Attorney General James encourages anyone with information or concerns about alarming nursing home conditions, resident abuse, or neglect to file confidential complaints online or call the MFCU hotline at (833) 249-8499.
The investigation was conducted by a multi-disciplinary team from the Medicaid Fraud Control Unit, including Assistant Attorneys General Maura O’Donnell, Soo-Young Chang, Kathryn Heim Harris, Jared W. Goldman, and Thomas Schlief; Medical Analyst Jennifer Cronkhite, RN; Detective Supervisor James Zablonski and Detective Jaimie Krzyskoski, supervised by Deputy Chief William Falk; Principal Auditor-Investigator Milan Shah and Regional Chief Auditors Mary Henry and Dejan Budimir; and Research Analyst Brandon Andrews; the investigative teams were supervised by Assistant Attorneys General Alee N. Scott and Thomas O’Hanlon; MFCU is led by Director Amy Held and Assistant Deputy Attorney General Paul J. Mahoney. MFCU is a part of the Division for Criminal Justice, which is led by Chief Deputy Attorney General José Maldonado and overseen by First Deputy Attorney General Jennifer Levy.

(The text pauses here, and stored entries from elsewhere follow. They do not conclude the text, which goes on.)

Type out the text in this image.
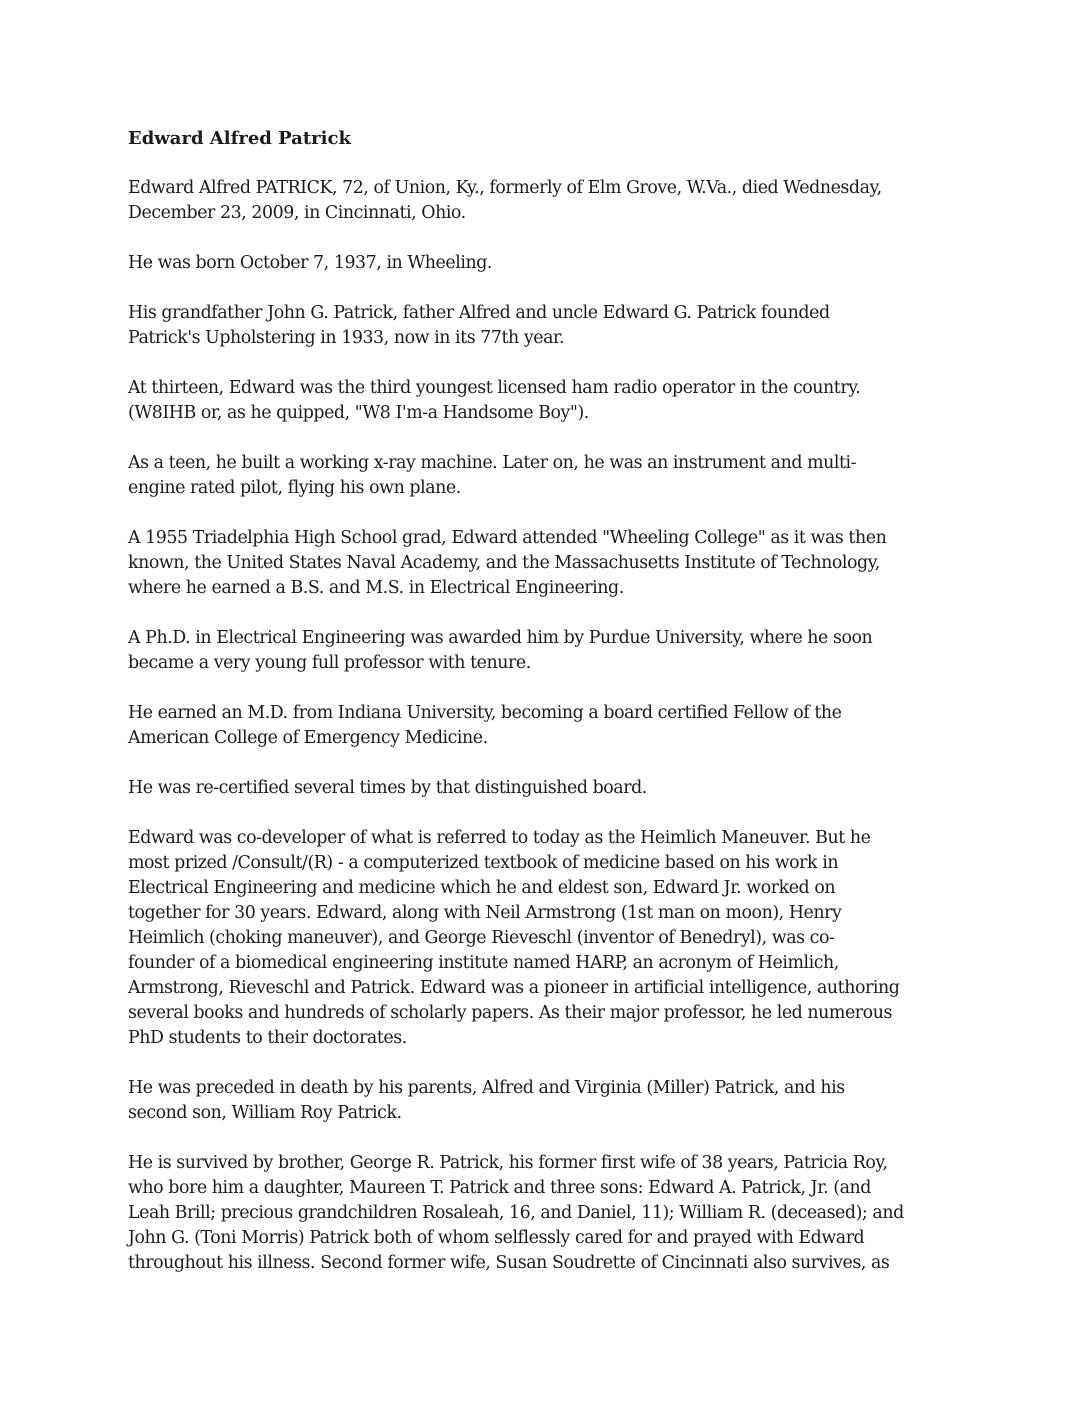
Edward Alfred Patrick
Edward Alfred PATRICK, 72, of Union, Ky., formerly of Elm Grove, W.Va., died Wednesday,
December 23, 2009, in Cincinnati, Ohio.
He was born October 7, 1937, in Wheeling.
His grandfather John G. Patrick, father Alfred and uncle Edward G. Patrick founded
Patrick's Upholstering in 1933, now in its 77th year.
At thirteen, Edward was the third youngest licensed ham radio operator in the country.
(W8IHB or, as he quipped, "W8 I'm-a Handsome Boy").
As a teen, he built a working x-ray machine. Later on, he was an instrument and multi-
engine rated pilot, flying his own plane.
A 1955 Triadelphia High School grad, Edward attended "Wheeling College" as it was then
known, the United States Naval Academy, and the Massachusetts Institute of Technology,
where he earned a B.S. and M.S. in Electrical Engineering.
A Ph.D. in Electrical Engineering was awarded him by Purdue University, where he soon
became a very young full professor with tenure.
He earned an M.D. from Indiana University, becoming a board certified Fellow of the
American College of Emergency Medicine.
He was re-certified several times by that distinguished board.
Edward was co-developer of what is referred to today as the Heimlich Maneuver. But he
most prized /Consult/(R) - a computerized textbook of medicine based on his work in
Electrical Engineering and medicine which he and eldest son, Edward Jr. worked on
together for 30 years. Edward, along with Neil Armstrong (1st man on moon), Henry
Heimlich (choking maneuver), and George Rieveschl (inventor of Benedryl), was co-
founder of a biomedical engineering institute named HARP, an acronym of Heimlich,
Armstrong, Rieveschl and Patrick. Edward was a pioneer in artificial intelligence, authoring
several books and hundreds of scholarly papers. As their major professor, he led numerous
PhD students to their doctorates.
He was preceded in death by his parents, Alfred and Virginia (Miller) Patrick, and his
second son, William Roy Patrick.
He is survived by brother, George R. Patrick, his former first wife of 38 years, Patricia Roy,
who bore him a daughter, Maureen T. Patrick and three sons: Edward A. Patrick, Jr. (and
Leah Brill; precious grandchildren Rosaleah, 16, and Daniel, 11); William R. (deceased); and
John G. (Toni Morris) Patrick both of whom selflessly cared for and prayed with Edward
throughout his illness. Second former wife, Susan Soudrette of Cincinnati also survives, as
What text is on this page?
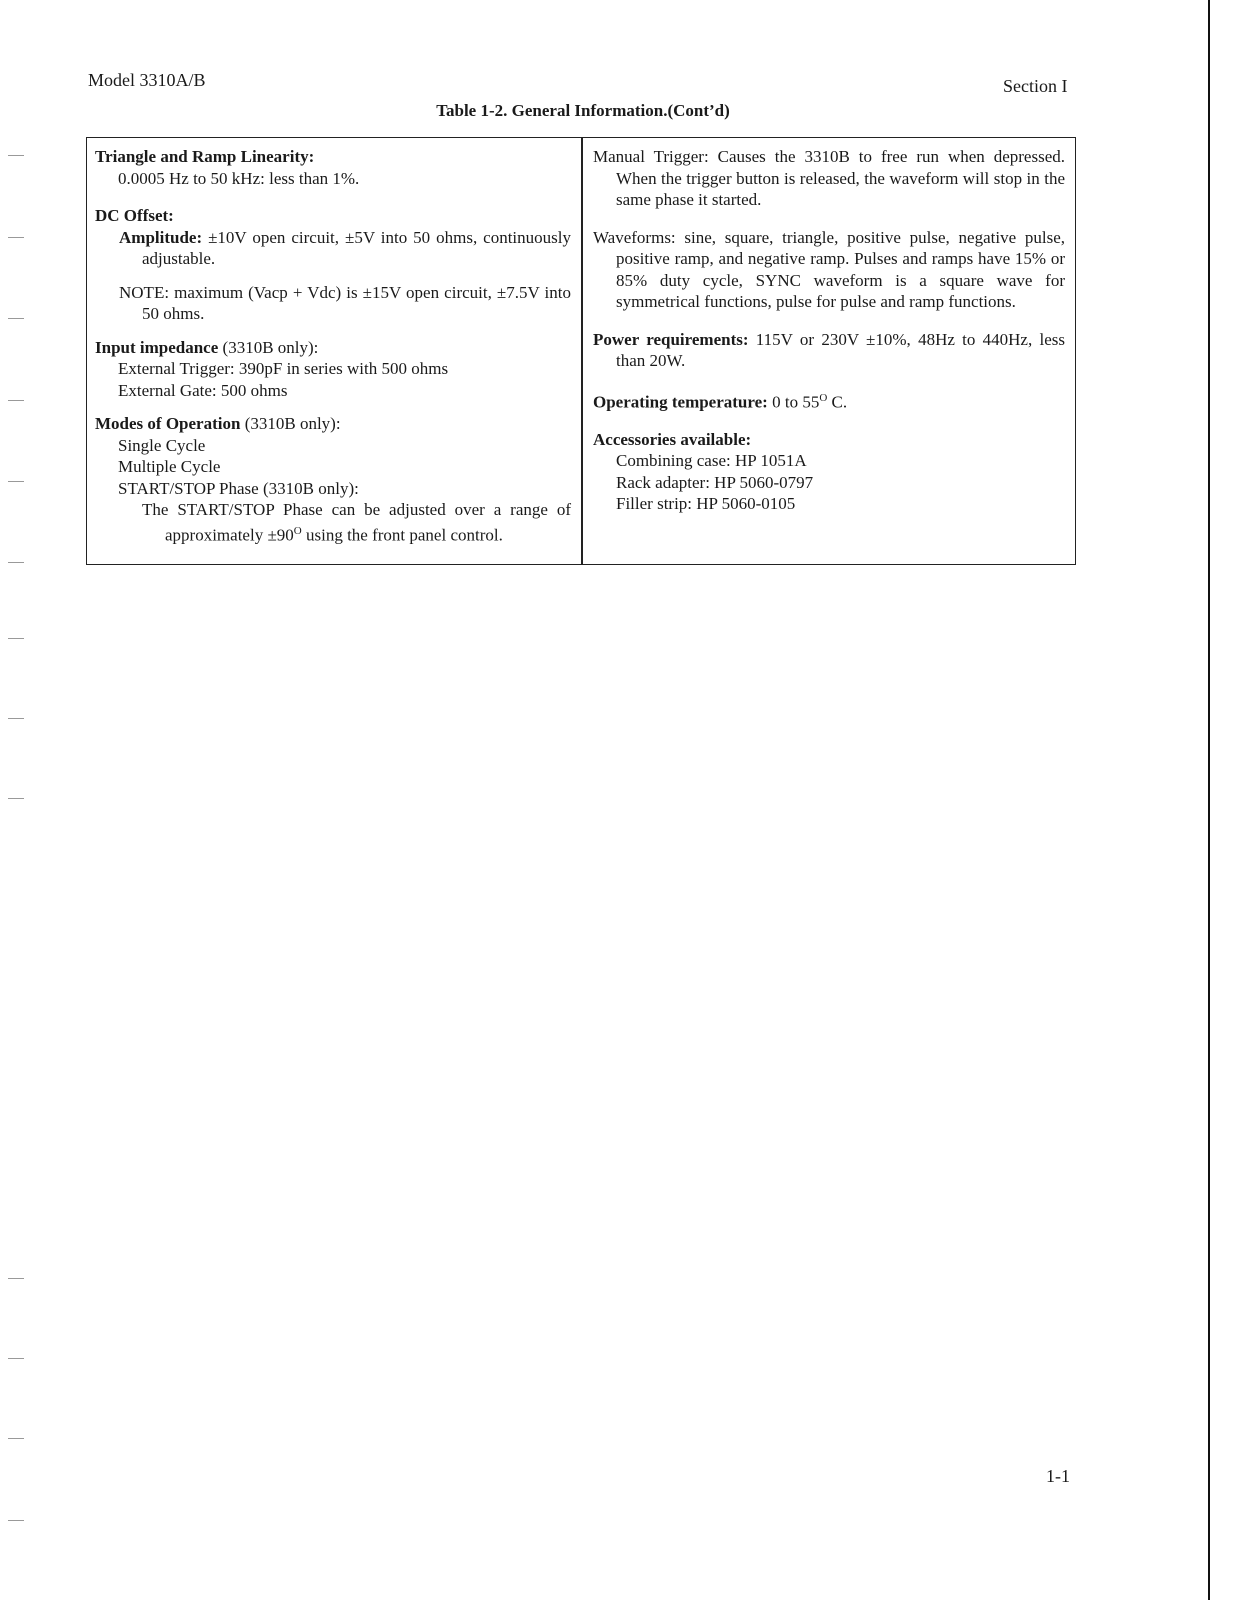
Model 3310A/B	Section I
Table 1-2. General Information.(Cont’d)

Triangle and Ramp Linearity:

0.0005 Hz to 50 kHz: less than 1%.

DC Offset:

Amplitude: ±10V open circuit, ±5V into 50 ohms, continuously adjustable.

NOTE: maximum (Vacp + Vdc) is ±15V open circuit, ±7.5V into 50 ohms.

Input impedance (3310B only):

External Trigger: 390pF in series with 500 ohms

External Gate: 500 ohms

Modes of Operation (3310B only):

Single Cycle

Multiple Cycle

START/STOP Phase (3310B only):

The START/STOP Phase can be adjusted over a range of approximately $\pm 90^O$ using the front panel control.

Manual Trigger: Causes the 3310B to free run when depressed. When the trigger button is released, the waveform will stop in the same phase it started.

Waveforms: sine, square, triangle, positive pulse, negative pulse, positive ramp, and negative ramp. Pulses and ramps have 15% or 85% duty cycle, SYNC waveform is a square wave for symmetrical functions, pulse for pulse and ramp functions.

Power requirements: 115V or 230V ±10%, 48Hz to 440Hz, less than 20W.

Operating temperature: 0 to $55^O$ C.

Accessories available:

Combining case: HP 1051A

Rack adapter: HP 5060-0797

Filler strip: HP 5060-0105

1-1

Attorney General James thanks the New York State Department of Health and Human Services Commissioner Mary T. Bassett; the United States Department of Health and Human Services, Office of the Inspector General (Special Agent Kirin Hage); and the Orleans County Sheriff’s Department for their assistance in this investigation.
MFCU’s total funding for federal fiscal year (FY) 2023 is $65,717,936. Of that total, 75 percent, or $49,288,452, is awarded under a grant from the U.S. Department of Health and Human Services. The remaining 25 percent, totaling $16,429,484 for FY 2023, is funded by New York state. Through MFCU’s recoveries in law enforcement actions, it regularly returns more to the state than it receives in state funding.